Executive Assistant FBI Director Shawn Henry said the financial services sector was losing hundreds of millions of dollars to hackers every year, and the attacks were increasingly destructive in nature.

We know adversaries have full unfettered access to certain networks. Once there they have the ability to destroy data, he told Reuters in a phone interview. We see that as a credible threat to all sectors, but specifically the financial services sector. Henry declined to comment on the Nasdaq attack.

U.S. Army General Keith Alexander, head of the National Security Agency and U.S. Cyber Command, said the NSA was working with Nasdaq to help protect its network against further attacks.

Alexander told security experts at a Baltimore conference that the United States was shoring up its defenses, but still had tremendous vulnerabilities to a growing number of increasingly destructive electronic attacks.
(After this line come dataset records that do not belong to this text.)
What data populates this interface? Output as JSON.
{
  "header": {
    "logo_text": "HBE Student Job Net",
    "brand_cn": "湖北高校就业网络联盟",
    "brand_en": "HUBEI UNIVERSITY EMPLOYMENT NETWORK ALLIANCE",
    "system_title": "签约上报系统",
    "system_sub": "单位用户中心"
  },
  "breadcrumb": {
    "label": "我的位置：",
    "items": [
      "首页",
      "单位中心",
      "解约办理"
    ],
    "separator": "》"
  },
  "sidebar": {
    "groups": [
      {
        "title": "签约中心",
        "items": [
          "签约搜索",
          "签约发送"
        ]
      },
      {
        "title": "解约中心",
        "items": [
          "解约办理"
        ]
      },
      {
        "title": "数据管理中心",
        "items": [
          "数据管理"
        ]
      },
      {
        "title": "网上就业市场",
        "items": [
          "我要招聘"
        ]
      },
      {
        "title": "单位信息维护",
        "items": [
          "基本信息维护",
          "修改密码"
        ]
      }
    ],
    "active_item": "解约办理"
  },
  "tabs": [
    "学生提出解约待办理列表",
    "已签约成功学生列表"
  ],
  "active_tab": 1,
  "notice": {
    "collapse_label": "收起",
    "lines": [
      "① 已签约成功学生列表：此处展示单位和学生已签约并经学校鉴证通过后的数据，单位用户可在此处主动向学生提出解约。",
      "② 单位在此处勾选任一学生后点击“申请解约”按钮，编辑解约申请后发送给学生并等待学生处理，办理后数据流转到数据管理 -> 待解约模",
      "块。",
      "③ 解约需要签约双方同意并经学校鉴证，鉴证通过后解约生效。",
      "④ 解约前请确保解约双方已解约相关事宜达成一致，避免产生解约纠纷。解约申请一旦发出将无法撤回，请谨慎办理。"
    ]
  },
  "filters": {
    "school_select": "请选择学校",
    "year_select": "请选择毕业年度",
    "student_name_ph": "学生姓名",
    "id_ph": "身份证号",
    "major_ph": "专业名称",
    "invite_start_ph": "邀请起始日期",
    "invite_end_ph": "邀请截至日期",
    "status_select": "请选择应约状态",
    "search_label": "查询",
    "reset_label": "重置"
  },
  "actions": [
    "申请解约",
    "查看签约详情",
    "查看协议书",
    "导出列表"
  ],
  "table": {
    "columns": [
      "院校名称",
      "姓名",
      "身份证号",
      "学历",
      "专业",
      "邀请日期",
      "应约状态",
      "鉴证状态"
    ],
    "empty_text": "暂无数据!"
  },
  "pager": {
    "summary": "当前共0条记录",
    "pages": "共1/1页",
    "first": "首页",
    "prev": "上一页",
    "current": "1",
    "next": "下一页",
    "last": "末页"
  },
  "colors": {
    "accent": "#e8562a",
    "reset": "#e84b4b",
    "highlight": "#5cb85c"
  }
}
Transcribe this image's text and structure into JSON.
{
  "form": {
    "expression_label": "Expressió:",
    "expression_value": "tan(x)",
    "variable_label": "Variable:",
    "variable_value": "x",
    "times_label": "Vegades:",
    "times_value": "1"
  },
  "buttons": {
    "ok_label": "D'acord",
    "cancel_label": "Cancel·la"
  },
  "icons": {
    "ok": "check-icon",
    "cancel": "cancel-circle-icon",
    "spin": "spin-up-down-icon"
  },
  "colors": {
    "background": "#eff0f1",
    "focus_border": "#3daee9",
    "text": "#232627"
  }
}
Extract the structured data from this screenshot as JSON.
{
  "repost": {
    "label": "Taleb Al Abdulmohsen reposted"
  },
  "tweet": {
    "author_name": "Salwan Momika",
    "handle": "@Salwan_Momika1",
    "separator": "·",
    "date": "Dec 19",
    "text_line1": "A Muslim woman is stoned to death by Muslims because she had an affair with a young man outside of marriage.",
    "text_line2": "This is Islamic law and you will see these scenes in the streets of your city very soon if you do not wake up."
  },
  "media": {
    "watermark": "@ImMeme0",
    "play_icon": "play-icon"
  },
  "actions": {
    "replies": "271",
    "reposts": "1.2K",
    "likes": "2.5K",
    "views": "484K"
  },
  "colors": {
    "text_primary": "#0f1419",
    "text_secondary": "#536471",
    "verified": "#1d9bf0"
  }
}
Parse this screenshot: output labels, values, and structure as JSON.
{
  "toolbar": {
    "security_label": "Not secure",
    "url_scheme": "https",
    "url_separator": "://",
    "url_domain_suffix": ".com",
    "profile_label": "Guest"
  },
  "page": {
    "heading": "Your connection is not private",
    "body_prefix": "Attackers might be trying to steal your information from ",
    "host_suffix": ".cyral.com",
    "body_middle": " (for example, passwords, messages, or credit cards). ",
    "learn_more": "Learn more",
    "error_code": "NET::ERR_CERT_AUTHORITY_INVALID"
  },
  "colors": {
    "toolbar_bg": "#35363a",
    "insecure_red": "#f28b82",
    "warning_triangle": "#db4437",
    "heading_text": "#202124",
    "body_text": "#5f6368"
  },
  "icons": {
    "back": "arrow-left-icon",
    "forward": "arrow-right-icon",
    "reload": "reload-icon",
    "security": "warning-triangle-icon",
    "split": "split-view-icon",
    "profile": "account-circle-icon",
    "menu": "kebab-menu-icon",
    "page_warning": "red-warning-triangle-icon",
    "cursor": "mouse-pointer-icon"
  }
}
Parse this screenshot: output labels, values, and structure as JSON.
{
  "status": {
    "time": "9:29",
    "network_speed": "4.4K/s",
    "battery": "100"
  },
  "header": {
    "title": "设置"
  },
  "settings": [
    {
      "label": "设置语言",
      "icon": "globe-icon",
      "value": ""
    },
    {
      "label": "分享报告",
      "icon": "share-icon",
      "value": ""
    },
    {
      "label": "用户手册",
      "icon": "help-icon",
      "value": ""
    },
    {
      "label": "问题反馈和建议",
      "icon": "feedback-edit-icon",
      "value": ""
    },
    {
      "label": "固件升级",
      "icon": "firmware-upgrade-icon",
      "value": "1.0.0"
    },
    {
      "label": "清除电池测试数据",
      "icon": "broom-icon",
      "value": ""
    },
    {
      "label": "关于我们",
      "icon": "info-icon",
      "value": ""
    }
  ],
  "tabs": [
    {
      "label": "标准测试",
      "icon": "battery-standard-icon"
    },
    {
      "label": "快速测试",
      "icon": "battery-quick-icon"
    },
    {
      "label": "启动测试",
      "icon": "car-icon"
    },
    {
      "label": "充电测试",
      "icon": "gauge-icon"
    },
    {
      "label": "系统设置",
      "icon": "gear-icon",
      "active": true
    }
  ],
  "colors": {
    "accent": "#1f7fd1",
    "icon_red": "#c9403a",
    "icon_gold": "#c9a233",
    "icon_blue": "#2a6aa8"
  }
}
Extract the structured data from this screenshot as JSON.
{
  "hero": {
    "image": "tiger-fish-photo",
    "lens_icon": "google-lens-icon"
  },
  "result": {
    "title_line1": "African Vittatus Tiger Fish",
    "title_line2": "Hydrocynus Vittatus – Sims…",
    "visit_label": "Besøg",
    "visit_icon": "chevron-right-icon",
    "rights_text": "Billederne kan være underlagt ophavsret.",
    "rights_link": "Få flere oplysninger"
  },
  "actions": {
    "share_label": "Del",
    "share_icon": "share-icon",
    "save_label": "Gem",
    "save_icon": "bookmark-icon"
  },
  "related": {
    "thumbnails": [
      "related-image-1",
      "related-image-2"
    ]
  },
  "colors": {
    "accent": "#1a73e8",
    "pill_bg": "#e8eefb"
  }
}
Nation states, non-nation state actors and hacker groups are creating tools that are increasingly more persistent and threatening, and we have to be ready for that, he said.

Amid a spate of high-profile cyber crimes, the Obama administration wants Congress to pass comprehensive cyber-security legislation that would increase the government's ability to thwart the growing threat.

Alexander and other top officials held a classified meeting with lawmakers on Wednesday and Thursday to discuss the issue, according to sources familiar with the meeting.

Nasdaq CEO Robert Greifeld said in July that the exchange is under constant attack, requiring it to spend nearly a billion dollars a year on information security.

As we sit here, there are people trying to slam into our system every day, Greifeld said in the interview. So we have to be ever vigilant against an ever-changing foe.